Theological education via Internet

Church planting is an interesting pursuit, especially regarding spiritual leadership. The most important qualifications for an elder or deacon are found in 1 Tim. 3 and Titus, and almost all of the relate not to academics or to formal education but rather to spiritual charater and maturity, testimony and integrity. Nevertheless, one of the qualifications for an elder is that he be "able to teach," and Paul encourages Timothy to "preach the Word, in season and out of season." To preach the Word, you must know the Word, and be at least a step or two ahead of your congregation.

The church planting philosophy we've adopted enables men to grow into spiritual leadership. The emphasis is on the biblical requirements that I mentioned above. Sometimes, however, there has been little or no formal Bible training one year of Bible college, no special intensive summer of training. The strengths of this approach are many: the multiplication of leaders, a relatively shorter time required for a church to become missionary-independent, a focus on personal discipleship and evangelism rather than on formal theological education.
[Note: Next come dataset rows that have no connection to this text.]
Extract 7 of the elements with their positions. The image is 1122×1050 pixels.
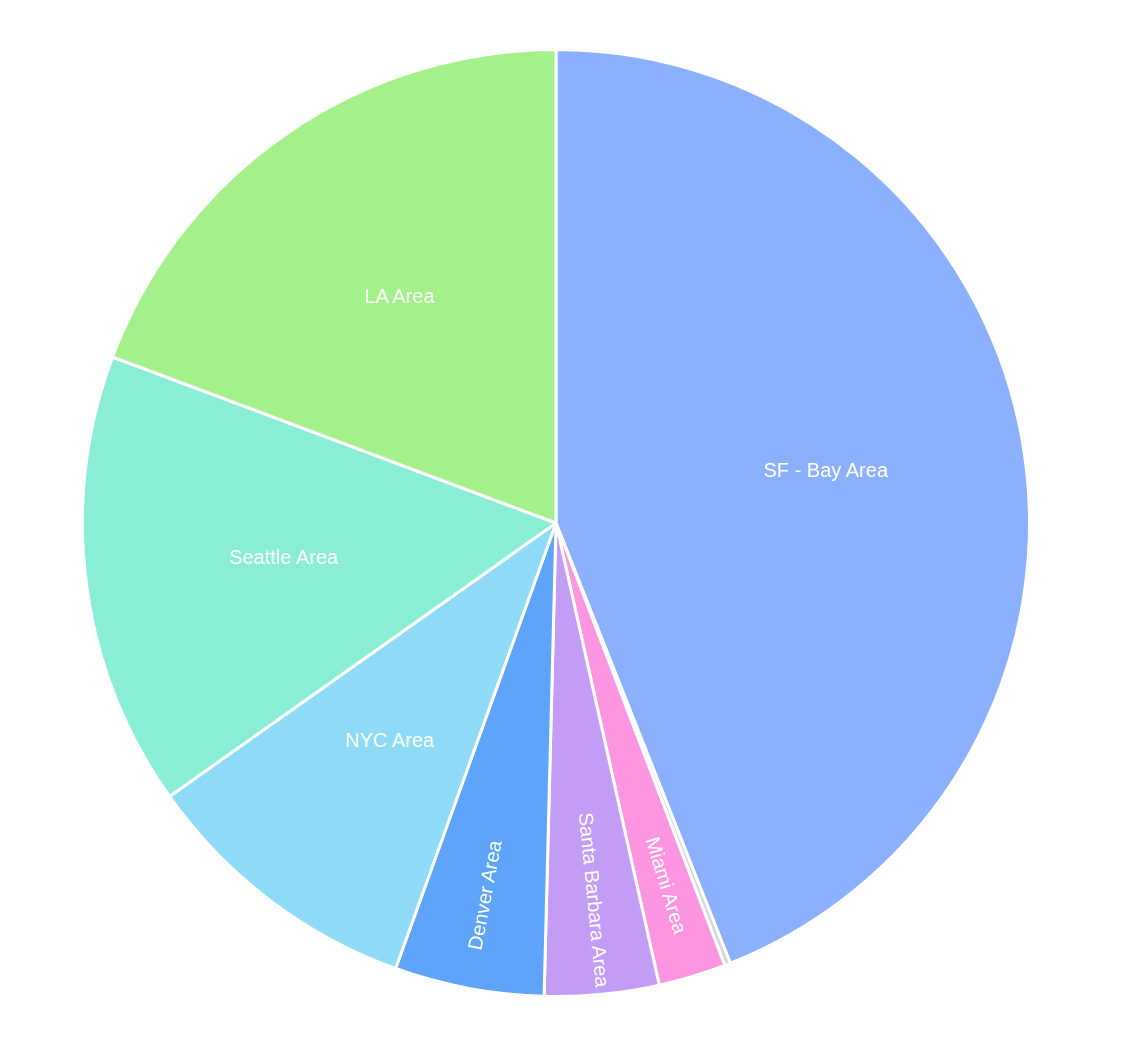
slice-label: SF - Bay Area — [763, 459, 889, 482]
slice-label: Seattle Area — [229, 545, 339, 568]
slice-label: Denver Area — [463, 837, 506, 952]
slice-label: Miami Area — [641, 834, 692, 938]
slice-label: Santa Barbara Area — [574, 811, 614, 990]
slice-label: LA Area — [364, 284, 436, 307]
slice-label: NYC Area — [345, 729, 436, 752]
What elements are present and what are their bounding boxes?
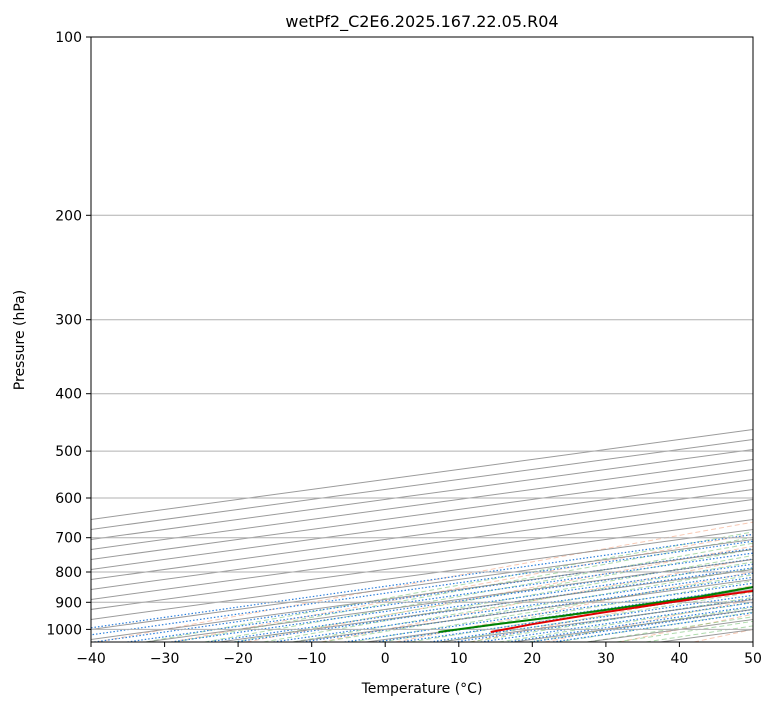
x-tick-label: 0 (381, 651, 390, 667)
x-tick-label: −20 (223, 651, 253, 667)
dry-adiabat-line (395, 571, 753, 642)
dry-adiabat-line (769, 37, 775, 642)
isotherm-line (91, 458, 753, 550)
isotherm-line (91, 518, 753, 610)
x-tick-label: 20 (523, 651, 541, 667)
y-tick-label: 400 (55, 387, 82, 403)
y-tick-label: 800 (55, 565, 82, 581)
isotherm-line (91, 528, 753, 620)
x-axis-ticks: −40 −30 −20 −10 0 10 20 30 40 50 (76, 642, 762, 667)
dry-adiabat-line (321, 558, 753, 642)
x-tick-label: 30 (597, 651, 615, 667)
mixing-ratio-line (234, 567, 753, 642)
isotherm-line (91, 498, 753, 590)
isotherm-line (91, 478, 753, 570)
x-tick-label: −30 (150, 651, 180, 667)
moist-adiabat-line (175, 536, 753, 642)
moist-adiabat-line (469, 596, 753, 642)
mixing-ratio-line (273, 572, 753, 642)
y-tick-label: 900 (55, 595, 82, 611)
y-axis-title: Pressure (hPa) (12, 290, 28, 390)
x-tick-label: −10 (297, 651, 327, 667)
y-axis-ticks: 100 200 300 400 500 600 700 800 900 1000 (46, 30, 91, 638)
isotherm-lines (91, 428, 753, 642)
y-tick-label: 600 (55, 491, 82, 507)
y-tick-label: 500 (55, 444, 82, 460)
moist-adiabat-line (351, 574, 753, 642)
y-tick-label: 100 (55, 30, 82, 46)
dry-adiabat-line (171, 533, 753, 642)
isotherm-line (91, 468, 753, 560)
moist-adiabat-line (233, 548, 753, 642)
x-tick-label: −40 (76, 651, 106, 667)
isotherm-line (91, 508, 753, 600)
mixing-ratio-line (91, 540, 753, 636)
x-axis-title: Temperature (°C) (361, 681, 483, 697)
chart-title: wetPf2_C2E6.2025.167.22.05.R04 (285, 12, 558, 32)
moist-adiabat-line (204, 542, 753, 642)
isotherm-line (91, 538, 753, 630)
mixing-ratio-line (344, 582, 753, 642)
moist-adiabat-line (498, 601, 753, 642)
y-tick-label: 700 (55, 531, 82, 547)
x-tick-label: 50 (744, 651, 762, 667)
plot-background (91, 37, 753, 642)
mixing-ratio-line (552, 612, 753, 642)
y-tick-label: 300 (55, 313, 82, 329)
isobar-gridlines (91, 37, 753, 630)
mixing-ratio-line (91, 533, 753, 629)
isotherm-line (91, 488, 753, 580)
x-tick-label: 40 (670, 651, 688, 667)
plot-frame (90, 36, 754, 643)
x-tick-label: 10 (450, 651, 468, 667)
y-tick-label: 1000 (46, 622, 82, 638)
y-tick-label: 200 (55, 208, 82, 224)
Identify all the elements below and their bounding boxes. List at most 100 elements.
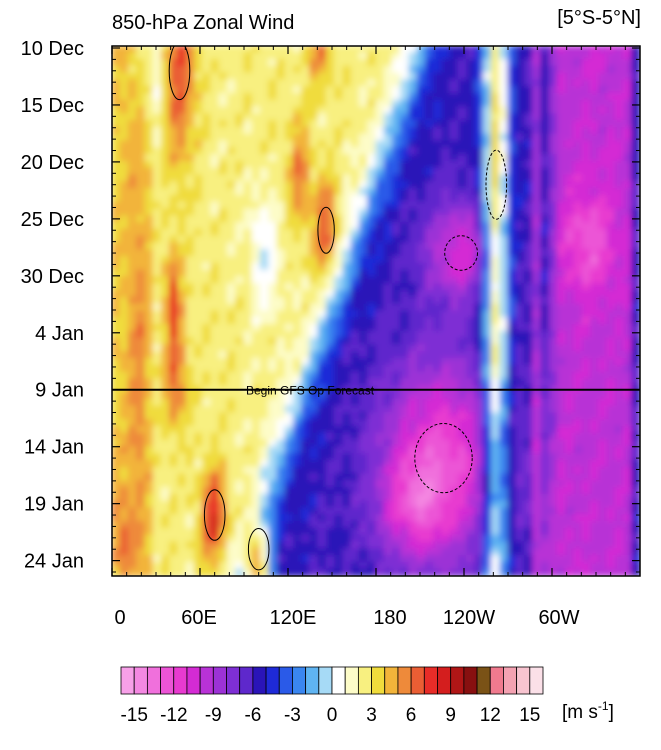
heatmap-cell xyxy=(614,398,625,407)
heatmap-cell xyxy=(565,269,575,278)
heatmap-cell xyxy=(218,46,229,54)
heatmap-cell xyxy=(482,521,493,530)
heatmap-cell xyxy=(243,99,253,108)
heatmap-cell xyxy=(457,453,468,462)
heatmap-cell xyxy=(416,398,427,407)
heatmap-cell xyxy=(540,296,550,305)
heatmap-cell xyxy=(317,541,328,550)
heatmap-cell xyxy=(251,249,262,258)
heatmap-cell xyxy=(276,446,286,455)
heatmap-cell xyxy=(243,167,253,176)
heatmap-cell xyxy=(565,92,575,101)
heatmap-cell xyxy=(193,222,204,231)
heatmap-cell xyxy=(499,344,509,353)
heatmap-cell xyxy=(325,290,336,299)
heatmap-cell xyxy=(424,412,435,421)
heatmap-cell xyxy=(276,242,286,251)
heatmap-cell xyxy=(383,133,394,142)
heatmap-cell xyxy=(276,412,286,421)
heatmap-cell xyxy=(301,133,311,142)
heatmap-cell xyxy=(408,466,418,475)
heatmap-cell xyxy=(226,194,237,203)
heatmap-cell xyxy=(235,86,245,95)
heatmap-cell xyxy=(375,276,385,285)
heatmap-cell xyxy=(598,487,608,496)
heatmap-cell xyxy=(160,446,171,455)
heatmap-cell xyxy=(424,371,435,380)
heatmap-cell xyxy=(144,398,154,407)
heatmap-cell xyxy=(276,466,286,475)
heatmap-cell xyxy=(317,201,328,210)
heatmap-cell xyxy=(433,276,443,285)
heatmap-cell xyxy=(515,398,526,407)
heatmap-cell xyxy=(210,446,220,455)
heatmap-cell xyxy=(136,364,146,373)
heatmap-cell xyxy=(408,534,418,543)
heatmap-cell xyxy=(466,323,476,332)
heatmap-cell xyxy=(383,317,394,326)
heatmap-cell xyxy=(144,52,154,61)
heatmap-cell xyxy=(268,215,278,224)
heatmap-cell xyxy=(457,534,468,543)
heatmap-cell xyxy=(606,351,616,360)
heatmap-cell xyxy=(309,249,319,258)
heatmap-cell xyxy=(268,555,278,564)
heatmap-cell xyxy=(136,425,146,434)
heatmap-cell xyxy=(490,561,501,570)
heatmap-cell xyxy=(408,46,418,54)
heatmap-cell xyxy=(317,398,328,407)
heatmap-cell xyxy=(218,65,229,74)
heatmap-cell xyxy=(523,46,534,54)
heatmap-cell xyxy=(548,344,559,353)
heatmap-cell xyxy=(177,276,187,285)
heatmap-cell xyxy=(309,432,319,441)
heatmap-cell xyxy=(565,330,575,339)
heatmap-cell xyxy=(523,351,534,360)
heatmap-cell xyxy=(342,357,352,366)
heatmap-cell xyxy=(160,473,171,482)
heatmap-cell xyxy=(342,133,352,142)
heatmap-cell xyxy=(400,487,410,496)
heatmap-cell xyxy=(210,425,220,434)
heatmap-cell xyxy=(490,167,501,176)
heatmap-cell xyxy=(325,174,336,183)
heatmap-cell xyxy=(482,235,493,244)
heatmap-cell xyxy=(136,276,146,285)
heatmap-cell xyxy=(490,160,501,169)
heatmap-cell xyxy=(284,378,295,387)
heatmap-cell xyxy=(614,351,625,360)
heatmap-cell xyxy=(251,487,262,496)
heatmap-cell xyxy=(581,92,592,101)
heatmap-cell xyxy=(507,453,517,462)
heatmap-cell xyxy=(119,46,130,54)
heatmap-cell xyxy=(383,534,394,543)
heatmap-cell xyxy=(144,357,154,366)
heatmap-cell xyxy=(540,534,550,543)
heatmap-cell xyxy=(532,296,542,305)
heatmap-cell xyxy=(540,446,550,455)
heatmap-cell xyxy=(622,79,633,88)
heatmap-cell xyxy=(400,208,410,217)
heatmap-cell xyxy=(144,194,154,203)
heatmap-cell xyxy=(235,201,245,210)
heatmap-cell xyxy=(276,480,286,489)
heatmap-cell xyxy=(259,188,270,197)
heatmap-cell xyxy=(342,364,352,373)
heatmap-cell xyxy=(490,296,501,305)
heatmap-cell xyxy=(391,561,402,570)
heatmap-cell xyxy=(243,568,253,576)
heatmap-cell xyxy=(276,425,286,434)
heatmap-cell xyxy=(441,283,451,292)
heatmap-cell xyxy=(243,432,253,441)
heatmap-cell xyxy=(218,99,229,108)
heatmap-cell xyxy=(408,473,418,482)
heatmap-cell xyxy=(441,160,451,169)
heatmap-cell xyxy=(589,72,600,81)
heatmap-cell xyxy=(424,391,435,400)
heatmap-cell xyxy=(127,514,138,523)
heatmap-cell xyxy=(342,310,352,319)
heatmap-cell xyxy=(375,310,385,319)
heatmap-cell xyxy=(119,256,130,265)
heatmap-cell xyxy=(202,521,212,530)
heatmap-cell xyxy=(490,514,501,523)
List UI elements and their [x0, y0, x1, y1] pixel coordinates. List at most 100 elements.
Nevertheless, there is obviously a need for a more in-depth training. How to do that...when most pastors work part or full time as well as minister? One-day or weekend conferences are helpful. Friend Toño Muñoz recently gave a workshop here on How to Interpret the Bible. But with technological advances, other options are becoming available.

I serve on the board of the Puebla Bible Seminary. We have been discussing an exciting option; to partner with existing, doctrinally-sound internet-based theological education sources, providing on-site, face-to-face interaction time once a month or so to complement the online work.

You can take a look at one of the online options by clicking here... Instituto Interglobal. This is the particular program that we're considering. Another good option is ProMeta.

I spoke to Martin, Miguel and David last Saturday night, where we always talk about weighty plans and one of the many local taco stands. As we ate beef and intestine tacos, we talked about this option. It could turn into a pilot program for the Seminary. We'll see!